Léogâne, Haiti (CNN) -- Joanie Yestin walks through a small alleyway to what used to be home, now a pile of concrete and crushed belongings. A plastic flower arrangement still hangs on an exterior wall that didn't collapse in the earthquake. One wooden bathroom cabinet survived.
Standing amid the rubble, Yestin, 23, recalls that horrific day: She had just returned home from her job as a secretary at Léogâne's Cool FM radio station and was preparing to take a bath when the earth started rumbling. She rushed out in time, stood with her mother and watched showers of concrete.
When the ground became still, she went back in to search for her father. A block had fallen on him. He died almost instantly.
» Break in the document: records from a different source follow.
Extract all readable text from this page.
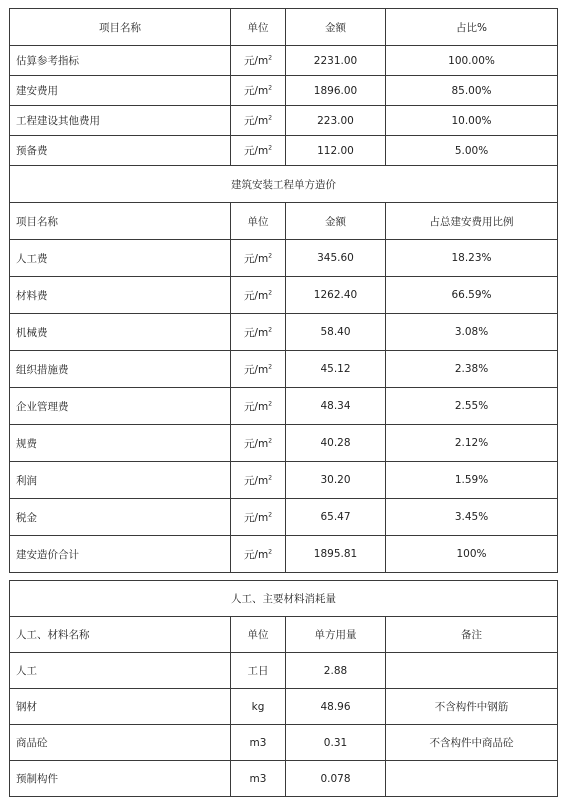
项目名称	单位	金额	占比%
估算参考指标	元$/m^2$	2231.00	100.00%
建安费用	元$/m^2$	1896.00	85.00%
工程建设其他费用	元$/m^2$	223.00	10.00%
预备费	元$/m^2$	112.00	5.00%
建筑安装工程单方造价			
项目名称	单位	金额	占总建安费用比例
人工费	元$/m^2$	345.60	18.23%
材料费	元$/m^2$	1262.40	66.59%
机械费	元$/m^2$	58.40	3.08%
组织措施费	元$/m^2$	45.12	2.38%
企业管理费	元$/m^2$	48.34	2.55%
规费	元$/m^2$	40.28	2.12%
利润	元$/m^2$	30.20	1.59%
税金	元$/m^2$	65.47	3.45%
建安造价合计	元$/m^2$	1895.81	100%
人工、主要材料消耗量			
人工、材料名称	单位	单方用量	备注
人工	工日	2.88	
钢材	kg	48.96	不含构件中钢筋
商品砼	m3	0.31	不含构件中商品砼
预制构件	m3	0.078	
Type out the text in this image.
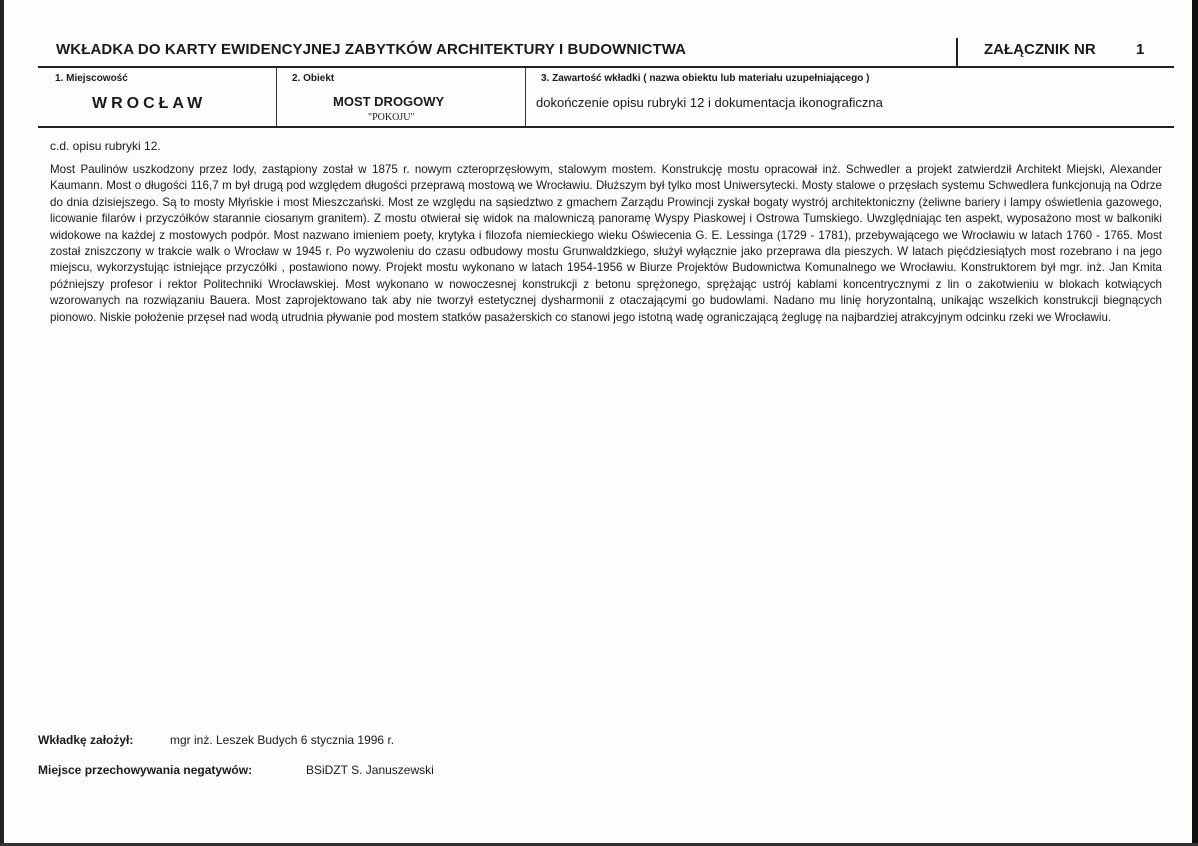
WKŁADKA DO KARTY EWIDENCYJNEJ ZABYTKÓW ARCHITEKTURY I BUDOWNICTWA	ZAŁĄCZNIK NR	1
1. Miejscowość
WROCŁAW
2. Obiekt
MOST DROGOWY
"POKOJU"
3. Zawartość wkładki ( nazwa obiektu lub materiału uzupełniającego )
dokończenie opisu rubryki 12 i dokumentacja ikonograficzna
c.d. opisu rubryki 12.

Most Paulinów uszkodzony przez lody, zastąpiony został w 1875 r. nowym czteroprzęsłowym, stalowym mostem. Konstrukcję mostu opracował inż. Schwedler a projekt zatwierdził Architekt Miejski, Alexander Kaumann. Most o długości 116,7 m był drugą pod względem długości przeprawą mostową we Wrocławiu. Dłuższym był tylko most Uniwersytecki. Mosty stalowe o przęsłach systemu Schwedlera funkcjonują na Odrze do dnia dzisiejszego. Są to mosty Młyńskie i most Mieszczański. Most ze względu na sąsiedztwo z gmachem Zarządu Prowincji zyskał bogaty wystrój architektoniczny (żeliwne bariery i lampy oświetlenia gazowego, licowanie filarów i przyczółków starannie ciosanym granitem). Z mostu otwierał się widok na malowniczą panoramę Wyspy Piaskowej i Ostrowa Tumskiego. Uwzględniając ten aspekt, wyposażono most w balkoniki widokowe na każdej z mostowych podpór. Most nazwano imieniem poety, krytyka i filozofa niemieckiego wieku Oświecenia G. E. Lessinga (1729 - 1781), przebywającego we Wrocławiu w latach 1760 - 1765. Most został zniszczony w trakcie walk o Wrocław w 1945 r. Po wyzwoleniu do czasu odbudowy mostu Grunwaldzkiego, służył wyłącznie jako przeprawa dla pieszych. W latach pięćdziesiątych most rozebrano i na jego miejscu, wykorzystując istniejące przyczółki , postawiono nowy. Projekt mostu wykonano w latach 1954-1956 w Biurze Projektów Budownictwa Komunalnego we Wrocławiu. Konstruktorem był mgr. inż. Jan Kmita późniejszy profesor i rektor Politechniki Wrocławskiej. Most wykonano w nowoczesnej konstrukcji z betonu sprężonego, sprężając ustrój kablami koncentrycznymi z lin o zakotwieniu w blokach kotwiących wzorowanych na rozwiązaniu Bauera. Most zaprojektowano tak aby nie tworzył estetycznej dysharmonii z otaczającymi go budowlami. Nadano mu linię horyzontalną, unikając wszelkich konstrukcji biegnących pionowo. Niskie położenie przęseł nad wodą utrudnia pływanie pod mostem statków pasażerskich co stanowi jego istotną wadę ograniczającą żeglugę na najbardziej atrakcyjnym odcinku rzeki we Wrocławiu.

Wkładkę założył:	mgr inż. Leszek Budych 6 stycznia 1996 r.
Miejsce przechowywania negatywów:	BSiDZT S. Januszewski
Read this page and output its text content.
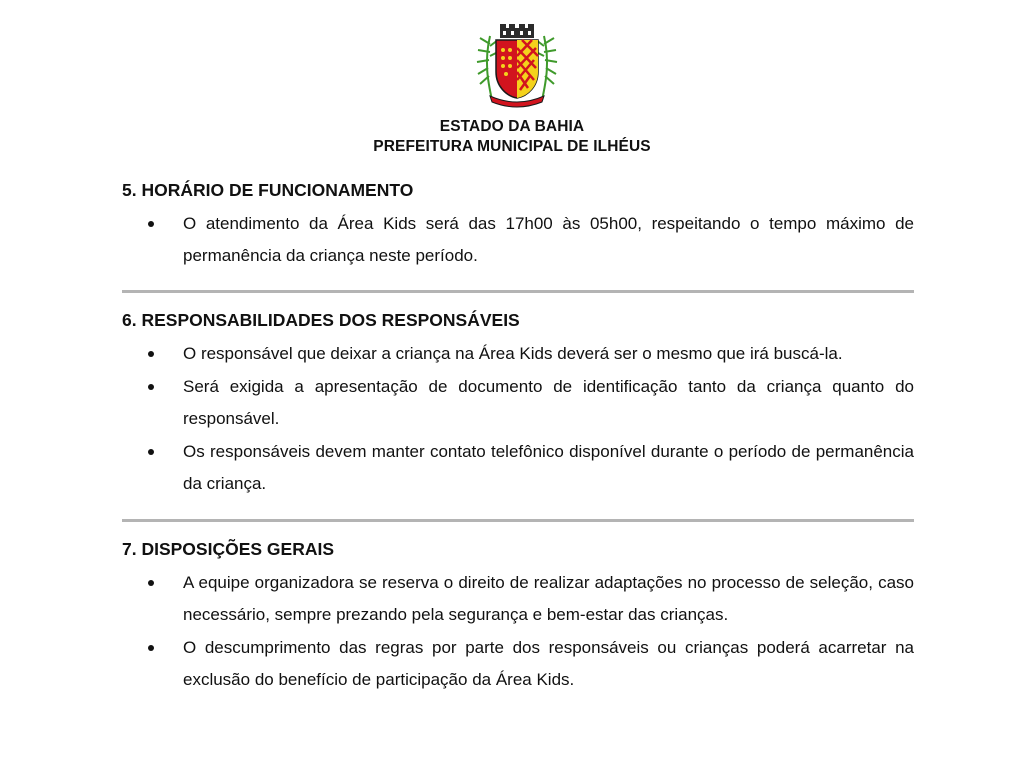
ESTADO DA BAHIA
PREFEITURA MUNICIPAL DE ILHÉUS
5. HORÁRIO DE FUNCIONAMENTO
O atendimento da Área Kids será das 17h00 às 05h00, respeitando o tempo máximo de permanência da criança neste período.
6. RESPONSABILIDADES DOS RESPONSÁVEIS
O responsável que deixar a criança na Área Kids deverá ser o mesmo que irá buscá-la.
Será exigida a apresentação de documento de identificação tanto da criança quanto do responsável.
Os responsáveis devem manter contato telefônico disponível durante o período de permanência da criança.
7. DISPOSIÇÕES GERAIS
A equipe organizadora se reserva o direito de realizar adaptações no processo de seleção, caso necessário, sempre prezando pela segurança e bem-estar das crianças.
O descumprimento das regras por parte dos responsáveis ou crianças poderá acarretar na exclusão do benefício de participação da Área Kids.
After she buried him, after she found a small plot of land outside a local school to set up temporary shelter, Yestin thought about what she might do to mend her broken soul, her broken nation.
She put on her salvaged Girl Scout uniform -- a tan cotton blouse and skirt and a green scarf twisted around her neck.
Yestin, like many of Haiti's almost 10,000 Boys and Girls Scouts, decided to contribute her share to the earthquake relief effort.
"It's important to have Haitians involved in the recovery," said Georges Clement, the Scout leader in Léogâne. "We want to help."
Since the fall of the Duvalier dictatorship in the 1980s, Haiti has created many civil society organizations and groups, but none has been particularly strong in the midst of political and economic turmoil, said Sophie Perez, the country director for the humanitarian agency CARE, which has worked in Haiti since 1954.
It was vital to involve grass-roots groups in the earthquake recovery process, she said, because local people are the ones who have the biggest stake in the future. The Scouts have one other advantage: They are young.
"It is important to involve young people right from the start," Perez said. "They can learn values of solidarity and good governance."
But as determined as Yestin is to help, this particular community chore is hardly easy for her Scout troop. In Baussan, a village near Léogâne, about 30 miles west of Port-au-Prince, the Scouts lined up to distribute essential hygiene items trucked in by CARE.
Yestin and her friends broke out in a song about being together; it was the only way to get through life's tribulations. She smiled and laughed with the others. And yet not one among them had been unscathed by the terrible tragedy that befell Haiti on January 12. Many had lost a family member or a home. By day, few are in school. By night, they sleep under the stars. No one's lives are the way they were anymore.
Yestin handed out red, green and blue buckets filled with soap, toothpaste, towels. She tore open the plastic-on-foam mattresses and blankets to hand out to the needy. She tried not to think about her own loss at that moment.
"It was God's will" that her father died, she had said earlier. "I will do my very best to help others because that is what I have been trained to do," she said about her five years in the Scouts. "Up until now, I haven't really had the opportunity to help others."
Yestin passed along one CARE bucket after another. She did not cry like she did when the earth shook. Or worry that her education was in peril. She had wanted to attend university, study communications.
But it was her father who made a living as a mason. Who will pay her tuition now? Who will support her 5-year-old nephew? His unemployed parents depended on her for a few extra dollars.
She often feels scared these days when she is alone.
"I love the way we work together," she said of the Scouts. So on this blazing afternoon, amid the despair of the needy, she simply took comfort.